There were homosexuals to be ostracized and demeaned, though as the cultural tide turned, so did Falwell’s rhetoric. Correspondence with a former employee who was gay and high profile incidents of violence against gays led Falwell to host a conference at his Liberty University among gays and straights, during which Falwell apologized, more or less, for using incendiary language toward homosexuals.
There were secularist, atheist forces to be challenged and fought, though his theology and social framework could accommodate the bloody realities of Central American dictators if they were on the right side of conservative Republican politics.
No public figure is perfect, not even a Bible-believing preacher.
Beyond doubt, Falwell brought conservative religion out from behind the cultural curtain, planted it firmly in the public square and announced that it was here to stay. And it has.
Is there another country on earth, save some unsavory theocracies, where political discourse is so heavily laced with religious content?
Winters makes few arguments in the book, but one of the most profound suggests that the mixture of religion and politics squeezes out the essence of faith. Lost in “the reduction of religion to ethics,” in manufacturing a morality – on the left or right – of a particular approach to public issues, was the kerygmatic pronouncement, the jarring news that God became human, died and rose again.

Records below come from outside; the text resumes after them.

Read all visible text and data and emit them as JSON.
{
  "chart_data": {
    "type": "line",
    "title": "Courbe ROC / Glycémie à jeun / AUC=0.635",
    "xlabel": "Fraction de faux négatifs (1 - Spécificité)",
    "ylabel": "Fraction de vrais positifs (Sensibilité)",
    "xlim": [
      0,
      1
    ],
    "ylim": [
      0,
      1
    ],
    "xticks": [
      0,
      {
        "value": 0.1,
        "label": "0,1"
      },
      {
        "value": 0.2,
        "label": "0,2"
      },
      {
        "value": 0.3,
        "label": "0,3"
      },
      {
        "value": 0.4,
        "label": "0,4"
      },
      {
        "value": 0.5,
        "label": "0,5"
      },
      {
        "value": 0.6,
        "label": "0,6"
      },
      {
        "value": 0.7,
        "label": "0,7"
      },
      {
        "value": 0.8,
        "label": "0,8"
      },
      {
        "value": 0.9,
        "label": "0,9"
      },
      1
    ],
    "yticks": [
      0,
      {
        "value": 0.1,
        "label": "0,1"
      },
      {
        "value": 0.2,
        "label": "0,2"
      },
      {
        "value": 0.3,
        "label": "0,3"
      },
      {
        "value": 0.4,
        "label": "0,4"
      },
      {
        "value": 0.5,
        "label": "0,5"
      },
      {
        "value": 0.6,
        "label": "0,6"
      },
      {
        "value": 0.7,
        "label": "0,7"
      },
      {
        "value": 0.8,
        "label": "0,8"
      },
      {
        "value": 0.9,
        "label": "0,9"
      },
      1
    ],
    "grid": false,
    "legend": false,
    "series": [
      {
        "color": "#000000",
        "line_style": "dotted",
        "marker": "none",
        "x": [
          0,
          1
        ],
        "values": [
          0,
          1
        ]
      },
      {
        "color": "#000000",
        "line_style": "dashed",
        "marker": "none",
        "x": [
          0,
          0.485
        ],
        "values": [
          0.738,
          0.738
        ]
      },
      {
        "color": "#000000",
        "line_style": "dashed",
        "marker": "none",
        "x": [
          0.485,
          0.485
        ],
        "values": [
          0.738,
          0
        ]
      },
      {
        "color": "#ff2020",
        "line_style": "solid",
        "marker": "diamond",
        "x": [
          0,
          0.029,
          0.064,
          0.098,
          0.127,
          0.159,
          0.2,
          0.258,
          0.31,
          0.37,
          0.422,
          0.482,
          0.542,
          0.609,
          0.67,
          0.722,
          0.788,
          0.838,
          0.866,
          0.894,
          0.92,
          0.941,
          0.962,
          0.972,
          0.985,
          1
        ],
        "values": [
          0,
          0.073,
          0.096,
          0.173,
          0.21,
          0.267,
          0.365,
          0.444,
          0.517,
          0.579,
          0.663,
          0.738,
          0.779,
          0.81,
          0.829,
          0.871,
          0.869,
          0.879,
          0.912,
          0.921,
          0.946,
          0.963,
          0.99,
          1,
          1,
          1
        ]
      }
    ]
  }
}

In the end, too, Winters draws a connection between a decade of “frantic, unrelenting activity by the Moral Majority, and an increase over the next decade of those who claimed no religious affiliation. “In the 2008 Pew survey of religious affiliation, more than 16 percent of Americans claimed the mantle of the ‘nones.’”
Perhaps the trend is a reaction against what some see as a narrow view of religion, or it may reflect the fact that Falwell’s brand of in-your-face Christianity, now so pervasive in public matters, brooked no ambivalence.
Whatever the case, our politics and public discourse has since, and perhaps forever, been changed by Falwell, a man for whom conversion had unusually large consequences personally and whose mission continues to play out in the public square.